Erling Jepsen traduit par Caroline Berg
Sabine Wespieser, 2010
ISBN : 978-2-84805-082-9 – 312 pages – 23 €

Kunsten at graede i kor, parution au Danemark : 2002

33 commentaires sur “L’art de pleurer en choeur de Erling Jepsen

  1. C’est vrai que cette manière de présenter les choses est très loin de la nôtre mais comme tu le dis, le propos ne porte pas moins. Tu m’as intriguée avec ce billet et si ce livre croise ma route, je le prendrai…

  2. Euh… en effet, c’est particulier. mais j’ai tendance à te faire confiance, et à l’éditrice aussi… On verra si ma bibli se lance dans l’aventure…

  3. C’est plutôt surprenant, c’est sûr, mais je ne suis pas certaine de vouloir me lancer dans l’aventure pour le moment. Je joue la prudence et je vais attendre l’avis d’autres lectrices-cobayes 😉

  4. Eh bien dis donc, voilà encore un titre qui pourrait entrer dans mon challenge (rien que pour le mot choeur, certes). En effet, c’est une maison d’édition très intéressante…

  5. Il est sorti en poche et la suite vient d’être traduite mais je ne sais plus le titre. Ne passe pas à côté de Morten Ramsland et son réjouissant « Tête de chien » (Folio), un auteur danois qui demande à être connu.

  6. Cela semble très spécial… J’ai déjà un ou deux danois dans ma PAL avant, dont celui que cite Moustafette au-dessus ! 😉

  7. Le challenge, c’est celui que j’organise, sur des livres qui parlent de musique ou ont un mot musical dans le titre. Je vais donc y noter ce titre.

  8. J’aime les romans dérangeants… J’étais complètement passé à côté de celui là ! Et je n’avais pas entendu parler de « Rien » non plus. Je note donc, dans un coin de ma tête !

    1. Il faut changer d’angle de vue je crois avec ce genre de livre, un peu comme pour les romans asiatiques (que je ne parviens pas à lire pour ma part) : cet humour-là est vraiment spécial.
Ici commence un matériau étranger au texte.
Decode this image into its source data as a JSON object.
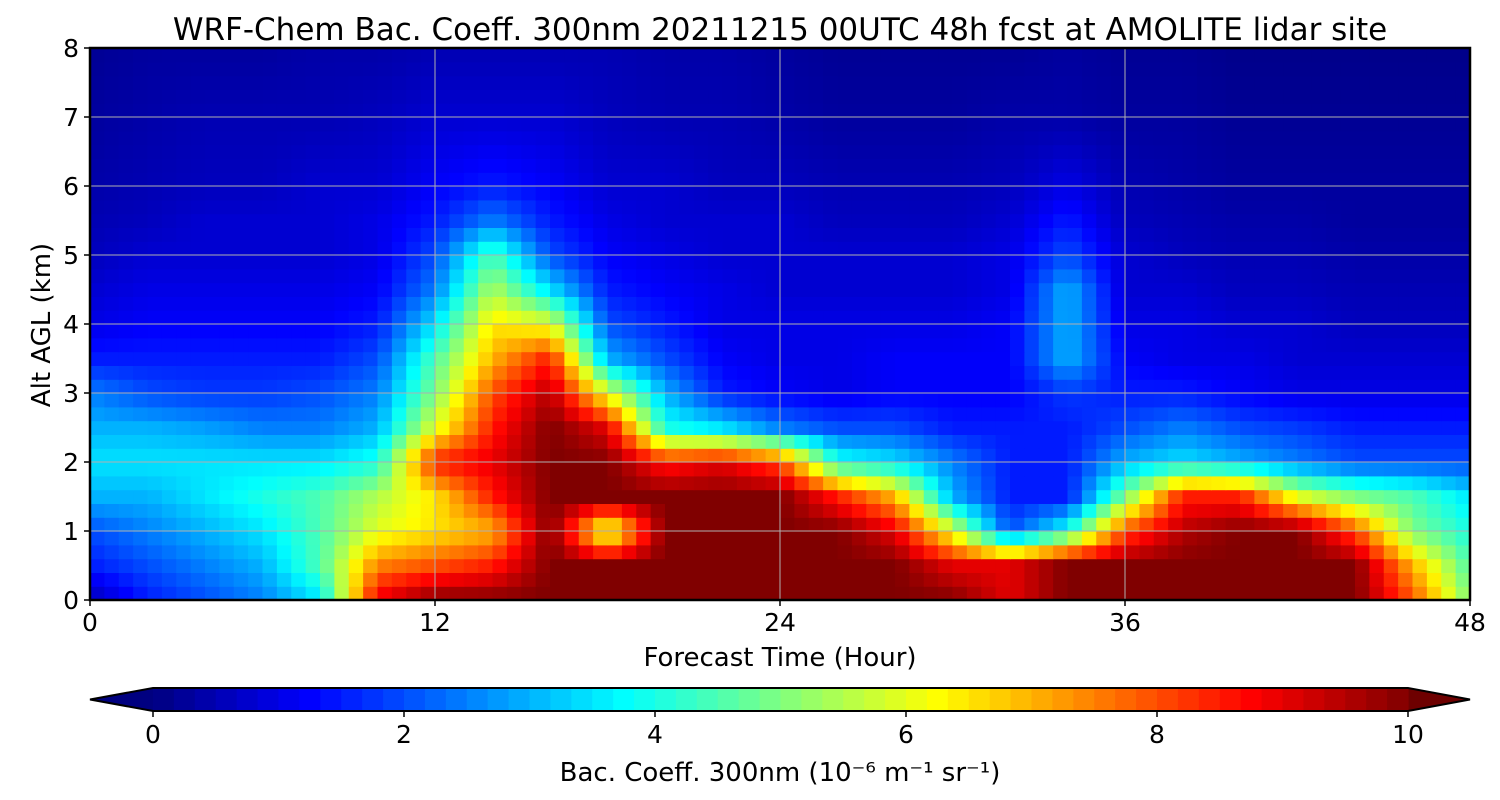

  9. je note, naturligvis…
    tu parles que je veux le lire ! un auteur danois, que je ne connais pas…
    je veux le lire, je veux le lire, je veux le lire, je veux le lire, je veux le lire, je veux le lire

  10. L’extrait est effectivement bien bien glauque…. Je ne sais pas si j’arriverai à lire un livre comme ça ! Mais c’est vrai que les éditions Wiespeser ont souvent des auteurs de qualité et assez peu connus

  11. Je ne connais aucun des deux auteurs que tu cites.
    De la littérature qui déstabilise ? qui surprend ? voilà un billet qui est plus que tentant !

  12. C’est vrai que les faits sont terriblement noirs et racontés par un enfant doivent le paraître encore plus, style humour noir! Par contre l’extrait que tu cites ne me choque pas. Certes la manière de raconter est maladroite (on sent bien que c’est un enfant qui parle) mais le fait lui-même, une naissance, n’est pas choquant. A la campagne c’est une scène courante et ma propre fille quand elle était dans sa phase « véto » a souvent aidé à « accoucher » des chèvres. Et c’est un acte très gratifiant d’aider à donner la vie, fût-ce chez un animal!

    1. C’est mon âme de citadine, née les deux pieds dans le béton et qui aime les odeurs d’échappement qui parle : même sur papier, cette scène-là m’écœure… C’est la vie certes, mais le bras entier dans la truie très peu pour moi… J’aime la ville et tout ce qui va avec, je ne supporte pas la campagne plus de… trois jours… mais bien sûr, je comprends tout à fait qu’elle puisse avoir ses charmes.